Gelukkig kon Bart inspringen: hij had een meeting in Brussel tot vier uur, en hoopte – met dat verkeer van ons weet je nooit – toch op tijd terug te zijn.

Maar ik had geluk: tot ieders verbazing duurde de personeelsvergadering amper tot half zes, en ook Bart was netjes op tijd terug. Dat maakte dat ik naar huis reed, gewoon Wolf oppikte voor zijn concertje, en de twee kleintjes niet hoefde mee te sleuren.

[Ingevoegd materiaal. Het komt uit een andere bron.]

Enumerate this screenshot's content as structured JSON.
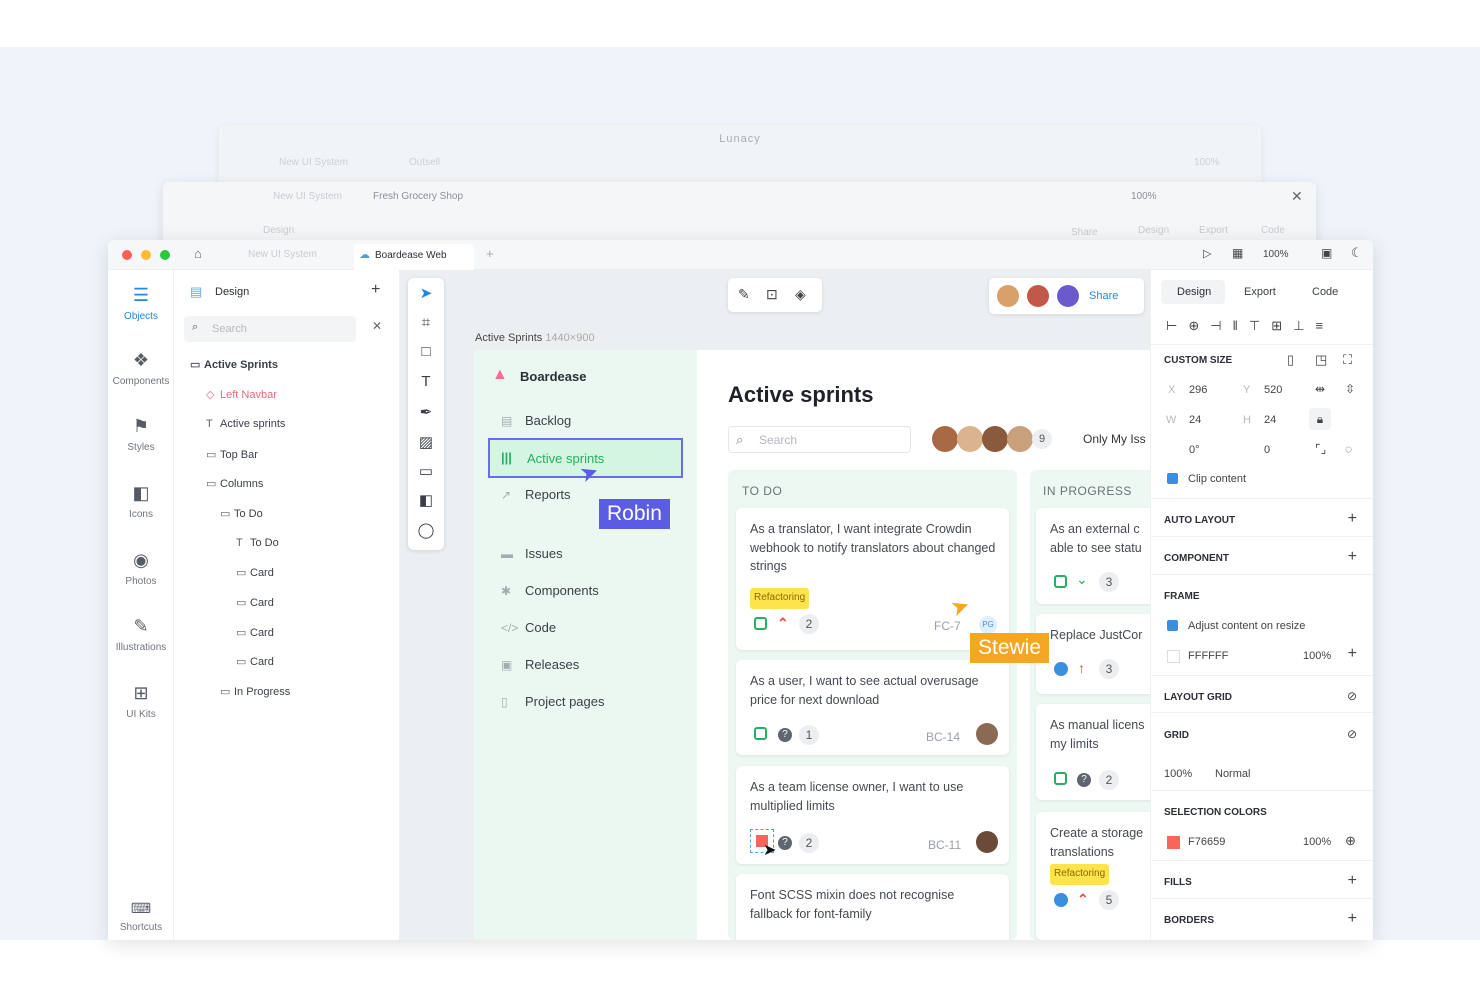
{
  "window_back": {
    "title": "Lunacy",
    "tab1": "New UI System",
    "tab2": "Outsell",
    "zoom": "100%"
  },
  "window_mid": {
    "tab1": "New UI System",
    "tab2": "Fresh Grocery Shop",
    "zoom": "100%",
    "design": "Design",
    "export": "Export",
    "code": "Code",
    "share": "Share"
  },
  "tabs": {
    "home": "home-icon",
    "tab1": "New UI System",
    "tab2": "Boardease Web",
    "zoom": "100%"
  },
  "leftnav": [
    {
      "label": "Objects",
      "icon": "layers-icon"
    },
    {
      "label": "Components",
      "icon": "components-icon"
    },
    {
      "label": "Styles",
      "icon": "paint-roller-icon"
    },
    {
      "label": "Icons",
      "icon": "icons-icon"
    },
    {
      "label": "Photos",
      "icon": "camera-icon"
    },
    {
      "label": "Illustrations",
      "icon": "pen-icon"
    },
    {
      "label": "UI Kits",
      "icon": "grid-icon"
    },
    {
      "label": "Shortcuts",
      "icon": "keyboard-icon"
    }
  ],
  "layers": {
    "page": "Design",
    "search_placeholder": "Search",
    "items": [
      "Active Sprints",
      "Left Navbar",
      "Active sprints",
      "Top Bar",
      "Columns",
      "To Do",
      "To Do",
      "Card",
      "Card",
      "Card",
      "Card",
      "In Progress"
    ]
  },
  "canvas": {
    "frame_name": "Active Sprints",
    "frame_size": "1440×900",
    "share": "Share"
  },
  "app": {
    "brand": "Boardease",
    "menu": [
      "Backlog",
      "Active sprints",
      "Reports",
      "Issues",
      "Components",
      "Code",
      "Releases",
      "Project pages"
    ],
    "title": "Active sprints",
    "search_placeholder": "Search",
    "avatar_count": "9",
    "filter": "Only My Iss",
    "columns": [
      "TO DO",
      "IN PROGRESS"
    ],
    "todo_cards": [
      {
        "text": "As a translator, I want integrate Crowdin webhook to notify translators about changed strings",
        "tag": "Refactoring",
        "count": "2",
        "key": "FC-7"
      },
      {
        "text": "As a user, I want to see actual overusage price for next download",
        "count": "1",
        "key": "BC-14"
      },
      {
        "text": "As a team license owner, I want to use multiplied limits",
        "count": "2",
        "key": "BC-11"
      },
      {
        "text": "Font SCSS mixin does not recognise fallback for font-family"
      }
    ],
    "progress_cards": [
      {
        "text": "As an external c able to see statu",
        "count": "3"
      },
      {
        "text": "Replace JustCor",
        "count": "3"
      },
      {
        "text": "As manual licens my limits",
        "count": "2"
      },
      {
        "text": "Create a storage translations",
        "tag": "Refactoring",
        "count": "5"
      }
    ]
  },
  "cursors": {
    "robin": "Robin",
    "stewie": "Stewie",
    "robin_color": "#5b5ce6",
    "stewie_color": "#f5a623"
  },
  "right_panel": {
    "tabs": [
      "Design",
      "Export",
      "Code"
    ],
    "custom_size": "CUSTOM SIZE",
    "x_label": "X",
    "x": "296",
    "y_label": "Y",
    "y": "520",
    "w_label": "W",
    "w": "24",
    "h_label": "H",
    "h": "24",
    "rot": "0°",
    "radius": "0",
    "clip": "Clip content",
    "auto_layout": "AUTO LAYOUT",
    "component": "COMPONENT",
    "frame": "FRAME",
    "adjust": "Adjust content on resize",
    "fill_hex": "FFFFFF",
    "fill_opacity": "100%",
    "layout_grid": "LAYOUT GRID",
    "grid": "GRID",
    "grid_opacity": "100%",
    "grid_mode": "Normal",
    "selection_colors": "SELECTION COLORS",
    "sel_hex": "F76659",
    "sel_opacity": "100%",
    "sel_color": "#f76659",
    "fills": "FILLS",
    "borders": "BORDERS"
  }
}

Niet dat zo’n concertje veel voorstelt: alle kinderen spelen één of twee stukjes, en het publiek bestaat uit ouders en medeleerlingen, gewoon in een groot klaslokaal. Maar zo krijgen de kinderen wel al van in het begin mee hoe het voelt om op te treden, en hebben ze minder zenuwen.

IMG_1028

Hmmm.

Daarnet was ik eigenlijk toch wel behoorlijk nijdig, geef ik toe.

Wolf heeft tweemaal per week muziekles, op woensdag tussen 13.30 en 15.00u, en op zaterdag van 8.30u tot 9.30u. Ik geef het toe, op een zaterdagmorgen vind ik dat niet evident. Hijzelf is wel altijd al wakker om zeven uur, en dus is die half negen geen probleem. Ik moet echter mijn wekker zetten om acht uur, en dan trek ik gewoon wat kleren aan, haal een borstel door mijn haar, en spring de auto in. Het is niet alsof ik moet uitstappen of zo, niemand ziet me.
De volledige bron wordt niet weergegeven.